Friday, 19 February 2010
Security errors and overmitigation
The last version of the SANS Top 25 is out. This is a list of the top 25 most dangerous security errors committed in programming. It's an interesting read for anyone who cares about security, and if you're like me, you'll recognize in the list some sins from the past perpetrated by yourself.
There is however one that caught my attention. Number 11 is the use of hard coded credentials.
Basically this happens when some program is connecting to a service using a username and password. Usually, those credentials are requested as part of the program operation. But there is a large category of systems where this is not possible. Web servers connecting to database servers and ETL (extract-transform-load) tools or hand coded equivalents are usually run in servers without user intervention.
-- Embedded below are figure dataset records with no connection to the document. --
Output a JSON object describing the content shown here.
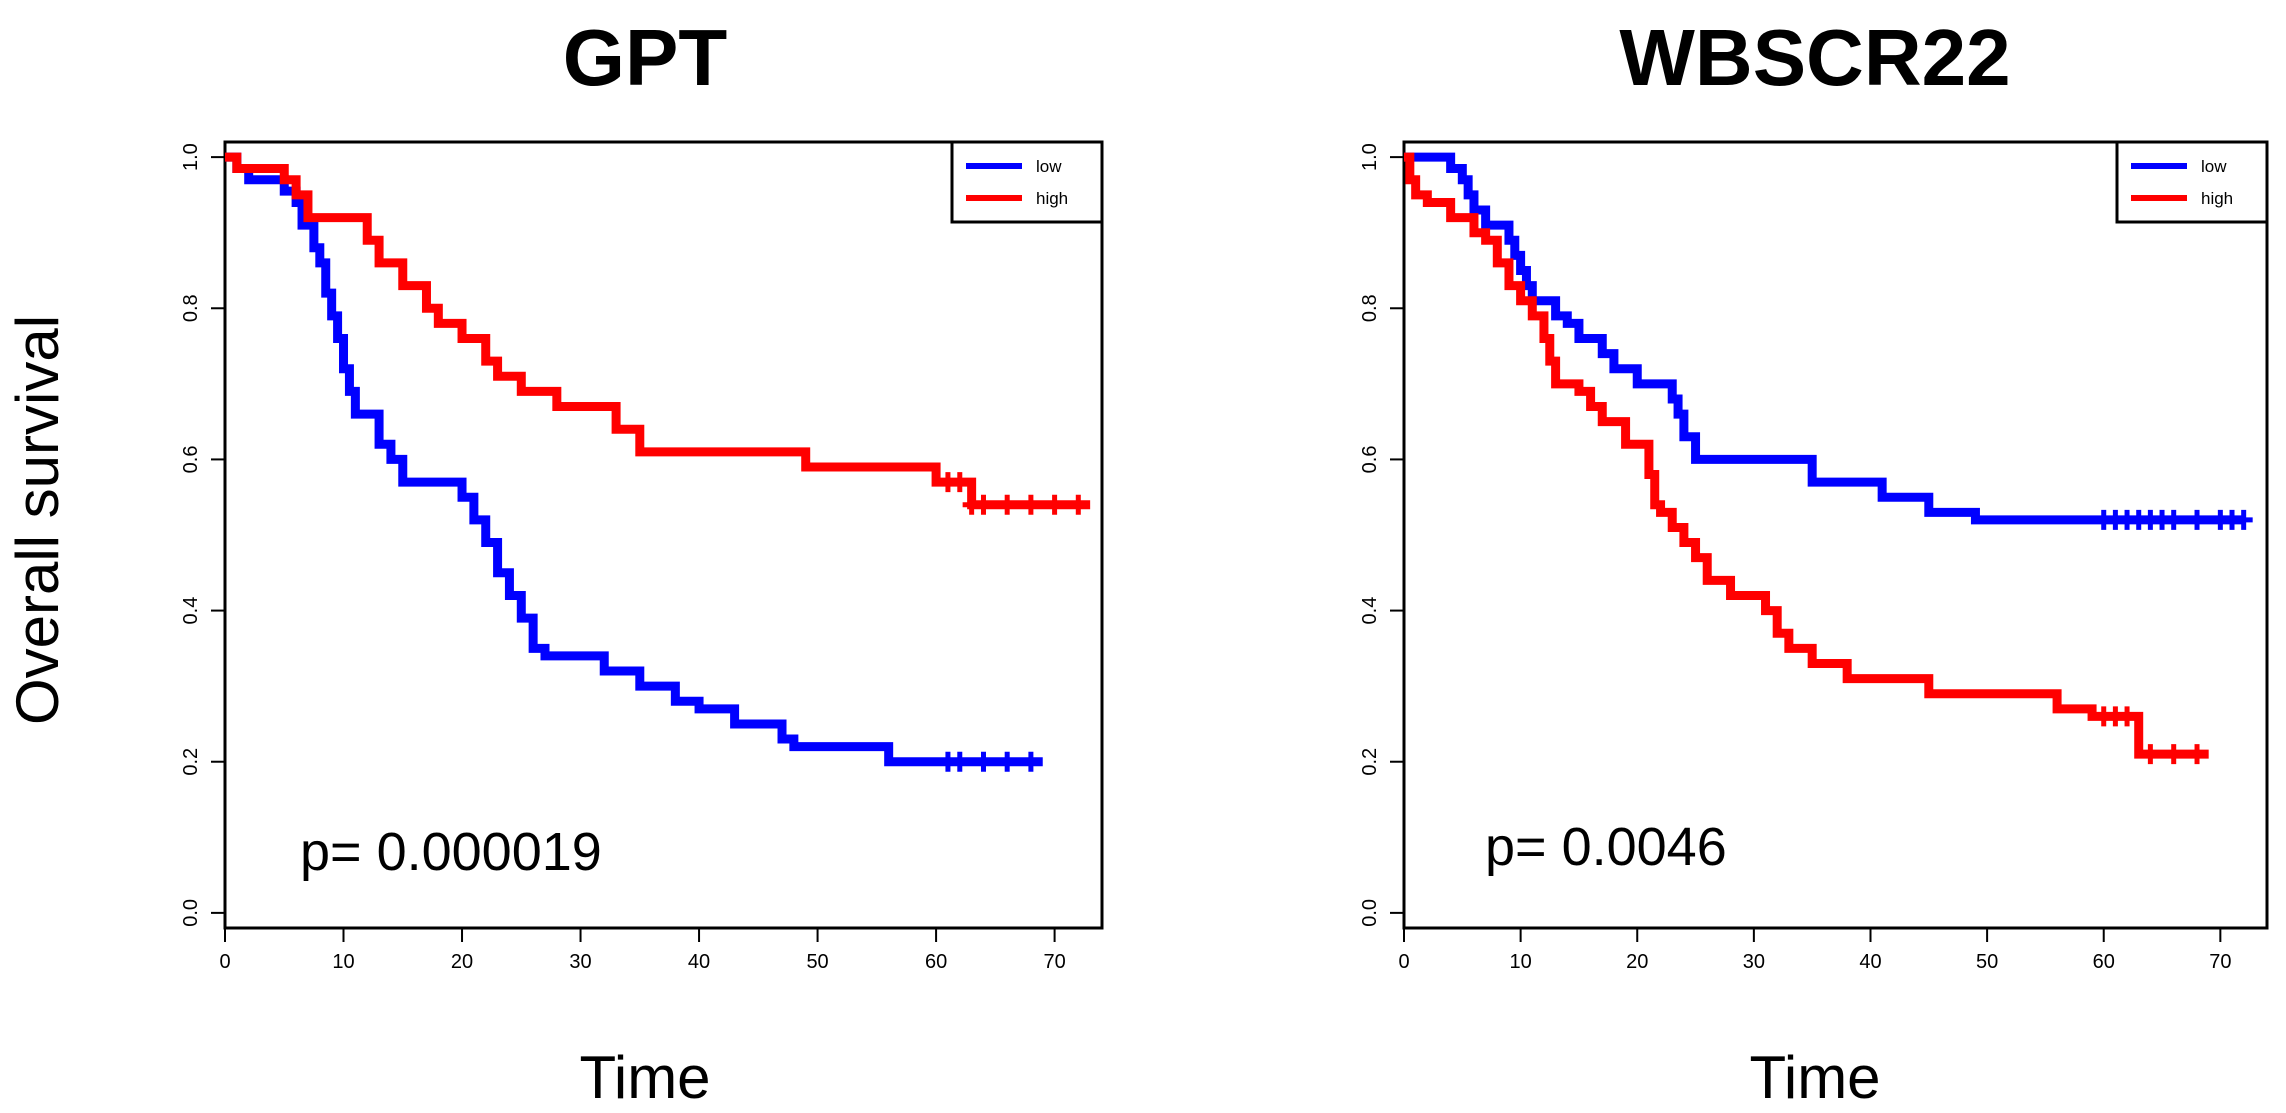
{
  "ylabel": "Overall survival",
  "chart_data": [
    {
      "type": "line",
      "subtype": "kaplan-meier",
      "title": "GPT",
      "xlabel": "Time",
      "ylabel": "Overall survival",
      "xlim": [
        0,
        74
      ],
      "ylim": [
        -0.02,
        1.02
      ],
      "xticks": [
        0,
        10,
        20,
        30,
        40,
        50,
        60,
        70
      ],
      "yticks": [
        0.0,
        0.2,
        0.4,
        0.6,
        0.8,
        1.0
      ],
      "annotation": "p= 0.000019",
      "legend_position": "top-right",
      "series": [
        {
          "name": "low",
          "color": "#0000ff",
          "steps": [
            [
              0,
              1.0
            ],
            [
              1,
              0.985
            ],
            [
              2,
              0.97
            ],
            [
              5,
              0.955
            ],
            [
              6,
              0.94
            ],
            [
              6.5,
              0.91
            ],
            [
              7.5,
              0.88
            ],
            [
              8,
              0.86
            ],
            [
              8.5,
              0.82
            ],
            [
              9,
              0.79
            ],
            [
              9.5,
              0.76
            ],
            [
              10,
              0.72
            ],
            [
              10.5,
              0.69
            ],
            [
              11,
              0.66
            ],
            [
              13,
              0.62
            ],
            [
              14,
              0.6
            ],
            [
              15,
              0.57
            ],
            [
              20,
              0.55
            ],
            [
              21,
              0.52
            ],
            [
              22,
              0.49
            ],
            [
              23,
              0.45
            ],
            [
              24,
              0.42
            ],
            [
              25,
              0.39
            ],
            [
              26,
              0.35
            ],
            [
              27,
              0.34
            ],
            [
              32,
              0.32
            ],
            [
              35,
              0.3
            ],
            [
              38,
              0.28
            ],
            [
              40,
              0.27
            ],
            [
              43,
              0.25
            ],
            [
              47,
              0.23
            ],
            [
              48,
              0.22
            ],
            [
              56,
              0.2
            ],
            [
              69,
              0.2
            ]
          ],
          "censors": [
            61,
            62,
            64,
            66,
            68
          ]
        },
        {
          "name": "high",
          "color": "#ff0000",
          "steps": [
            [
              0,
              1.0
            ],
            [
              1,
              0.985
            ],
            [
              5,
              0.97
            ],
            [
              6,
              0.95
            ],
            [
              7,
              0.92
            ],
            [
              12,
              0.89
            ],
            [
              13,
              0.86
            ],
            [
              15,
              0.83
            ],
            [
              17,
              0.8
            ],
            [
              18,
              0.78
            ],
            [
              20,
              0.76
            ],
            [
              22,
              0.73
            ],
            [
              23,
              0.71
            ],
            [
              25,
              0.69
            ],
            [
              28,
              0.67
            ],
            [
              33,
              0.64
            ],
            [
              35,
              0.61
            ],
            [
              49,
              0.59
            ],
            [
              60,
              0.57
            ],
            [
              63,
              0.54
            ],
            [
              73,
              0.54
            ]
          ],
          "censors": [
            61,
            62,
            63,
            64,
            66,
            68,
            70,
            72
          ]
        }
      ]
    },
    {
      "type": "line",
      "subtype": "kaplan-meier",
      "title": "WBSCR22",
      "xlabel": "Time",
      "ylabel": "",
      "xlim": [
        0,
        74
      ],
      "ylim": [
        -0.02,
        1.02
      ],
      "xticks": [
        0,
        10,
        20,
        30,
        40,
        50,
        60,
        70
      ],
      "yticks": [
        0.0,
        0.2,
        0.4,
        0.6,
        0.8,
        1.0
      ],
      "annotation": "p= 0.0046",
      "legend_position": "top-right",
      "series": [
        {
          "name": "low",
          "color": "#0000ff",
          "steps": [
            [
              0,
              1.0
            ],
            [
              4,
              0.985
            ],
            [
              5,
              0.97
            ],
            [
              5.5,
              0.95
            ],
            [
              6,
              0.93
            ],
            [
              7,
              0.91
            ],
            [
              9,
              0.89
            ],
            [
              9.5,
              0.87
            ],
            [
              10,
              0.85
            ],
            [
              10.5,
              0.83
            ],
            [
              11,
              0.81
            ],
            [
              13,
              0.79
            ],
            [
              14,
              0.78
            ],
            [
              15,
              0.76
            ],
            [
              17,
              0.74
            ],
            [
              18,
              0.72
            ],
            [
              20,
              0.7
            ],
            [
              23,
              0.68
            ],
            [
              23.5,
              0.66
            ],
            [
              24,
              0.63
            ],
            [
              25,
              0.6
            ],
            [
              35,
              0.57
            ],
            [
              41,
              0.55
            ],
            [
              45,
              0.53
            ],
            [
              49,
              0.52
            ],
            [
              72,
              0.52
            ]
          ],
          "censors": [
            60,
            61,
            62,
            63,
            64,
            65,
            66,
            68,
            70,
            71,
            72
          ]
        },
        {
          "name": "high",
          "color": "#ff0000",
          "steps": [
            [
              0,
              1.0
            ],
            [
              0.5,
              0.97
            ],
            [
              1,
              0.95
            ],
            [
              2,
              0.94
            ],
            [
              4,
              0.92
            ],
            [
              6,
              0.9
            ],
            [
              7,
              0.89
            ],
            [
              8,
              0.86
            ],
            [
              9,
              0.83
            ],
            [
              10,
              0.81
            ],
            [
              11,
              0.79
            ],
            [
              12,
              0.76
            ],
            [
              12.5,
              0.73
            ],
            [
              13,
              0.7
            ],
            [
              15,
              0.69
            ],
            [
              16,
              0.67
            ],
            [
              17,
              0.65
            ],
            [
              19,
              0.62
            ],
            [
              21,
              0.58
            ],
            [
              21.5,
              0.54
            ],
            [
              22,
              0.53
            ],
            [
              23,
              0.51
            ],
            [
              24,
              0.49
            ],
            [
              25,
              0.47
            ],
            [
              26,
              0.44
            ],
            [
              28,
              0.42
            ],
            [
              31,
              0.4
            ],
            [
              32,
              0.37
            ],
            [
              33,
              0.35
            ],
            [
              35,
              0.33
            ],
            [
              38,
              0.31
            ],
            [
              45,
              0.29
            ],
            [
              56,
              0.27
            ],
            [
              59,
              0.26
            ],
            [
              63,
              0.21
            ],
            [
              69,
              0.21
            ]
          ],
          "censors": [
            60,
            61,
            62,
            64,
            66,
            68
          ]
        }
      ]
    }
  ]
}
They simply cannot ask for user credentials each time they need it because there is no user to ask for in the case of batch processes or because the service they are providing is accessible for everyone, making this step redundant.
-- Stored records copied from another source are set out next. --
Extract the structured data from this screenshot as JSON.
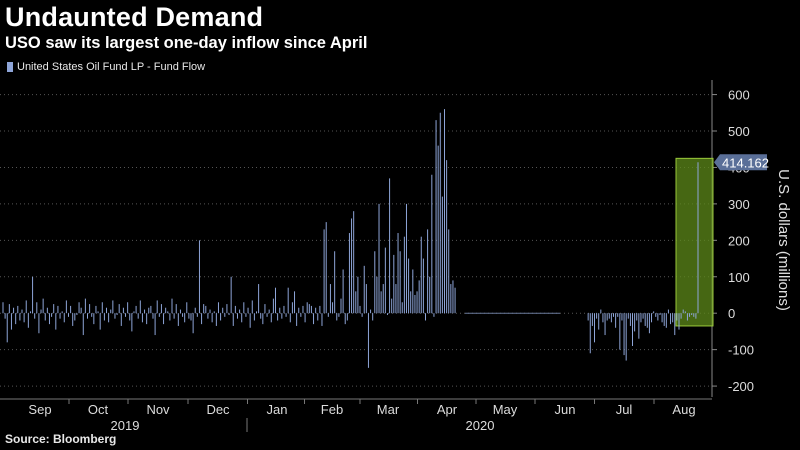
{
  "title": "Undaunted Demand",
  "subtitle": "USO saw its largest one-day inflow since April",
  "source": "Source: Bloomberg",
  "colors": {
    "bar": "#8ea5d8",
    "highlight": "#5d8a1a",
    "highlight_border": "#9ac93a",
    "callout": "#5a6f98"
  },
  "chart_data": {
    "type": "bar",
    "series": [
      {
        "name": "United States Oil Fund LP - Fund Flow"
      }
    ],
    "ylabel": "U.S. dollars (millions)",
    "ylim": [
      -230,
      640
    ],
    "yticks": [
      600,
      500,
      400,
      300,
      200,
      100,
      0,
      -100,
      -200
    ],
    "month_labels": [
      "Sep",
      "Oct",
      "Nov",
      "Dec",
      "Jan",
      "Feb",
      "Mar",
      "Apr",
      "May",
      "Jun",
      "Jul",
      "Aug"
    ],
    "year_labels": [
      "2019",
      "2020"
    ],
    "last_value_label": "414.162",
    "highlight_range": [
      -35,
      425
    ],
    "values": [
      30,
      -15,
      -80,
      25,
      -45,
      15,
      -30,
      20,
      -20,
      10,
      -25,
      35,
      -40,
      5,
      100,
      -15,
      30,
      -55,
      10,
      40,
      -20,
      15,
      -30,
      -10,
      25,
      -45,
      20,
      -15,
      5,
      -25,
      35,
      -10,
      20,
      -35,
      -20,
      -5,
      30,
      15,
      -60,
      40,
      -15,
      25,
      -10,
      -30,
      20,
      5,
      -45,
      30,
      -20,
      15,
      -25,
      10,
      35,
      -15,
      -5,
      25,
      -35,
      15,
      -10,
      30,
      -20,
      -50,
      5,
      20,
      -15,
      35,
      -25,
      10,
      -30,
      15,
      20,
      -15,
      -60,
      35,
      -10,
      25,
      -30,
      15,
      5,
      -20,
      40,
      -15,
      25,
      -35,
      10,
      -10,
      -25,
      30,
      -15,
      -20,
      -55,
      15,
      -10,
      200,
      -30,
      25,
      20,
      -15,
      10,
      -25,
      5,
      -35,
      30,
      -20,
      15,
      -10,
      25,
      -5,
      100,
      -35,
      20,
      -15,
      10,
      -25,
      30,
      -10,
      15,
      -40,
      35,
      -20,
      5,
      80,
      -15,
      -30,
      25,
      -10,
      10,
      -25,
      40,
      70,
      -20,
      15,
      -15,
      20,
      -10,
      70,
      -25,
      30,
      60,
      -35,
      15,
      -10,
      20,
      -25,
      30,
      25,
      20,
      -30,
      15,
      -20,
      20,
      -35,
      230,
      250,
      -10,
      80,
      30,
      170,
      -20,
      -10,
      40,
      120,
      -30,
      -20,
      220,
      260,
      280,
      60,
      100,
      20,
      -10,
      130,
      80,
      -150,
      10,
      -20,
      170,
      100,
      300,
      60,
      80,
      180,
      -5,
      370,
      40,
      160,
      80,
      220,
      170,
      30,
      210,
      300,
      150,
      60,
      120,
      50,
      60,
      90,
      210,
      150,
      -20,
      230,
      100,
      380,
      -10,
      530,
      460,
      550,
      320,
      560,
      420,
      230,
      80,
      90,
      70,
      0,
      0,
      0,
      0,
      0,
      0,
      0,
      0,
      0,
      0,
      0,
      0,
      0,
      0,
      0,
      0,
      0,
      0,
      0,
      0,
      0,
      0,
      0,
      0,
      0,
      0,
      0,
      0,
      0,
      0,
      0,
      0,
      0,
      0,
      0,
      0,
      0,
      0,
      0,
      0,
      0,
      0,
      0,
      0,
      0,
      0,
      0,
      0,
      0,
      0,
      0,
      0,
      0,
      0,
      0,
      0,
      0,
      0,
      0,
      0,
      0,
      0,
      -20,
      -110,
      -35,
      -80,
      -15,
      -45,
      10,
      -25,
      -60,
      -20,
      -15,
      -25,
      -10,
      -40,
      -10,
      -100,
      -20,
      -115,
      -130,
      -15,
      -35,
      -90,
      -50,
      -20,
      -70,
      -25,
      -15,
      -35,
      -40,
      -55,
      -25,
      5,
      -10,
      -20,
      -5,
      -25,
      -35,
      -40,
      10,
      -30,
      -25,
      -60,
      -20,
      -45,
      -15,
      10,
      5,
      -20,
      -10,
      -5,
      -10,
      -15,
      414.162
    ]
  }
}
The analysis is at first good. When you want your program to connect to the database without asking for credentials, your program needs to provide those credentials. Plain and simple, your program knows them and there is a risk if someone peeks at the program or configuration file where they are stored. To be more accurate, the risk is proportional to the chances of the place where those credentials are stored being accessible and inspectable by attackers.
What surprises me in this case are the prevention and mitigation measures. Storing them in a separate configuration file is fine, providing you take measures to make this configuration file not accessible for outsiders. Storing them encrypted does not seem to add a sensible amount of protection, as again the decryption keys must be embedded in the program binary or stored elsewhere. Where do you store those, in another encrypted configuration file, perhaps?
True, if the configuration file falls into the wrong hands, your credentials will not be compromised if they are encrypted. But my bet is that if that happens, the place where the encryption keys for the configuration file are stored is also going to be retrieved by the bad guys. You can build layer after layer of encryption, but you'll still be reliant on access protection to not reveal your secret keys.
Rather than add more layers of encryption, it seems better to focus on preventing access to unintended locations in your system.
In fairness, at the end of the section they reckon that none of those preventions and mitigations are complete. You now know why.